Having recently wrapped her magnificent run as the snooty, old-money Dowager Countess in the much-adored “Downton Abbey” TV series, Smith gives an equally delightful performance as a seemingly half-mad homeless woman who avoids bathing, yells at children, tells endless tall tales and often can’t be bothered with going inside to use the bathroom.
Smith is literally “The Lady in the Van,” Nicholas Hytner’s self-consciously artsy and somewhat slight but tartly funny and occasionally wise adaptation of Alan Bennett’s play of the same name. (In fact, Smith played this same part in a stage production in 1999, and in a BBC radio play in 2009.)
The story, we’re told, is rooted firmly in Bennett’s own life. One day in the 1970s, a stubborn, beyond eccentric, often ill-tempered old lady named Mary Shepherd parked her dilapidated, overstuffed old van in front of Bennett’s North London home, was eventually allowed to park in Bennett’s driveway — and stayed there some 15 years.
In an interesting dramatic conceit I sometimes found more cloying and obvious than clever, we get two versions of Alan Bennett, both played by Alex Jennings, who gives two fine performances. (Given today’s movie-magic technology, both versions appear onscreen at the same time, seemingly talking with one another and interacting with each other, and it doesn’t feel the least bit faked.)
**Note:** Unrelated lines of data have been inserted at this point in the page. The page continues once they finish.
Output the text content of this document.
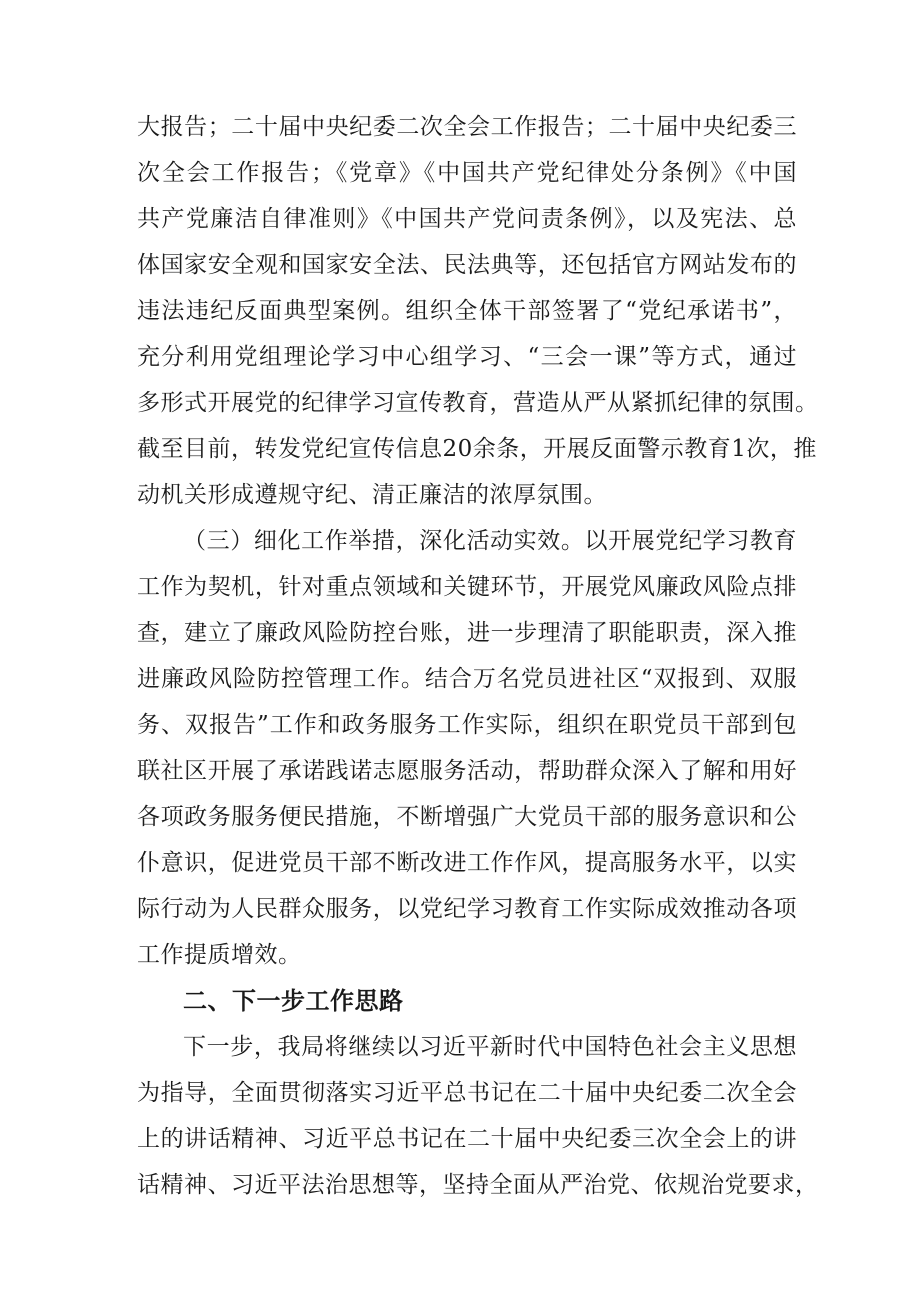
大报告；二十届中央纪委二次全会工作报告；二十届中央纪委三
次全会工作报告；《党章》《中国共产党纪律处分条例》《中国
共产党廉洁自律准则》《中国共产党问责条例》，以及宪法、总
体国家安全观和国家安全法、民法典等，还包括官方网站发布的
违法违纪反面典型案例。组织全体干部签署了“党纪承诺书”，
充分利用党组理论学习中心组学习、“三会一课”等方式，通过
多形式开展党的纪律学习宣传教育，营造从严从紧抓纪律的氛围。
截至目前，转发党纪宣传信息20余条，开展反面警示教育1次，推
动机关形成遵规守纪、清正廉洁的浓厚氛围。
（三）细化工作举措，深化活动实效。以开展党纪学习教育
工作为契机，针对重点领域和关键环节，开展党风廉政风险点排
查，建立了廉政风险防控台账，进一步理清了职能职责，深入推
进廉政风险防控管理工作。结合万名党员进社区“双报到、双服
务、双报告”工作和政务服务工作实际，组织在职党员干部到包
联社区开展了承诺践诺志愿服务活动，帮助群众深入了解和用好
各项政务服务便民措施，不断增强广大党员干部的服务意识和公
仆意识，促进党员干部不断改进工作作风，提高服务水平，以实
际行动为人民群众服务，以党纪学习教育工作实际成效推动各项
工作提质增效。
二、下一步工作思路
下一步，我局将继续以习近平新时代中国特色社会主义思想
为指导，全面贯彻落实习近平总书记在二十届中央纪委二次全会
上的讲话精神、习近平总书记在二十届中央纪委三次全会上的讲
话精神、习近平法治思想等，坚持全面从严治党、依规治党要求，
One Alan Bennett is the man experiencing his own life, whether he’s conversing with neighbors who aren’t shy about telling him they were underwhelmed by his latest play, dealing with Mary’s latest outrageous antics or tending to his aging and ailing mother.
The other Alan Bennett is the writer who takes a step back from every breathing moment of his life and considers its potential as possible material.
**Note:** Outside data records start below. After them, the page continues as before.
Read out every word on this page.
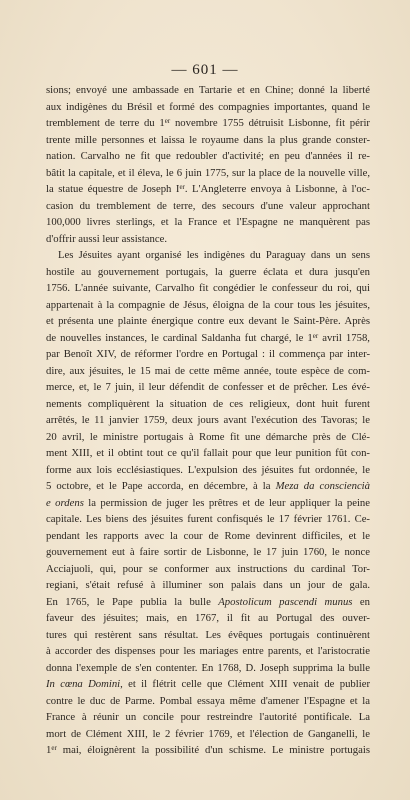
— 601 —
sions; envoyé une ambassade en Tartarie et en Chine; donné la liberté
aux indigènes du Brésil et formé des compagnies importantes, quand le
tremblement de terre du 1er novembre 1755 détruisit Lisbonne, fit périr
trente mille personnes et laissa le royaume dans la plus grande conster-
nation. Carvalho ne fit que redoubler d'activité; en peu d'années il re-
bâtit la capitale, et il éleva, le 6 juin 1775, sur la place de la nouvelle ville,
la statue équestre de Joseph Ier. L'Angleterre envoya à Lisbonne, à l'oc-
casion du tremblement de terre, des secours d'une valeur approchant
100,000 livres sterlings, et la France et l'Espagne ne manquèrent pas
d'offrir aussi leur assistance.
Les Jésuites ayant organisé les indigènes du Paraguay dans un sens
hostile au gouvernement portugais, la guerre éclata et dura jusqu'en
1756. L'année suivante, Carvalho fit congédier le confesseur du roi, qui
appartenait à la compagnie de Jésus, éloigna de la cour tous les jésuites,
et présenta une plainte énergique contre eux devant le Saint-Père. Après
de nouvelles instances, le cardinal Saldanha fut chargé, le 1er avril 1758,
par Benoît XIV, de réformer l'ordre en Portugal : il commença par inter-
dire, aux jésuites, le 15 mai de cette même année, toute espèce de com-
merce, et, le 7 juin, il leur défendit de confesser et de prêcher. Les évé-
nements compliquèrent la situation de ces religieux, dont huit furent
arrêtés, le 11 janvier 1759, deux jours avant l'exécution des Tavoras; le
20 avril, le ministre portugais à Rome fit une démarche près de Clé-
ment XIII, et il obtint tout ce qu'il fallait pour que leur punition fût con-
forme aux lois ecclésiastiques. L'expulsion des jésuites fut ordonnée, le
5 octobre, et le Pape accorda, en décembre, à la Meza da consciencià
e ordens la permission de juger les prêtres et de leur appliquer la peine
capitale. Les biens des jésuites furent confisqués le 17 février 1761. Ce-
pendant les rapports avec la cour de Rome devinrent difficiles, et le
gouvernement eut à faire sortir de Lisbonne, le 17 juin 1760, le nonce
Acciajuoli, qui, pour se conformer aux instructions du cardinal Tor-
regiani, s'était refusé à illuminer son palais dans un jour de gala.
En 1765, le Pape publia la bulle Apostolicum pascendi munus en
faveur des jésuites; mais, en 1767, il fit au Portugal des ouver-
tures qui restèrent sans résultat. Les évêques portugais continuèrent
à accorder des dispenses pour les mariages entre parents, et l'aristocratie
donna l'exemple de s'en contenter. En 1768, D. Joseph supprima la bulle
In cœna Domini, et il flétrit celle que Clément XIII venait de publier
contre le duc de Parme. Pombal essaya même d'amener l'Espagne et la
France à réunir un concile pour restreindre l'autorité pontificale. La
mort de Clément XIII, le 2 février 1769, et l'élection de Ganganelli, le
1er mai, éloignèrent la possibilité d'un schisme. Le ministre portugais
Often, the two Alans are at odds with one another. They’re like twee, intellectual, Brit versions of the angel and the devil on Pinto’s shoulders in “National Lampoon’s Animal House,” as Pinto considers whether to take advantage of a passed-out teenager. (Now THERE’S a scene that probably wouldn’t make the final cut of a movie made in 2016.)
Alan is not allowed inside Mary’s van, which is crammed to the roof with old newspapers, soiled clothes, knick-knacks and some substances too foul to mention. But every time she kicks open the doors to claim she’s dying or to terrorize the neighborhood children or make some outlandish claim about her life’s adventures, Alan gets a glimpse inside that van and a glimpse inside Mary’s life, real and/or imagined. He becomes fascinated by her and perhaps even grows fond of her.
As Smith did in “Abbey,” she takes a character we probably wouldn’t want to spend much time with in real life and turns her into someone we thoroughly enjoy onscreen — especially when she’s calling out members of polite society on their B.S., or allowing us to see just a faded but still shining glimmer of the woman she once was, a woman whose heart once might have been bursting with a love for life.
There’s more than a hint of darkness in “The Lady in the Van.” The great Jim Broadbent drops in as a mysterious stranger with no good intentions. At the very start of the film, we see blood on the van’s windshield, and I’ll say no more.
Mostly, though, “The Lady in the Van” is about a talented young writer still wrestling with how to draw upon his own experiences without exploiting others — and it’s about the boundless talents of Maggie Smith, sometimes chewing up the screen, sometimes saying volumes simply by sitting very, very still, with a perfectly perfect expression on her face.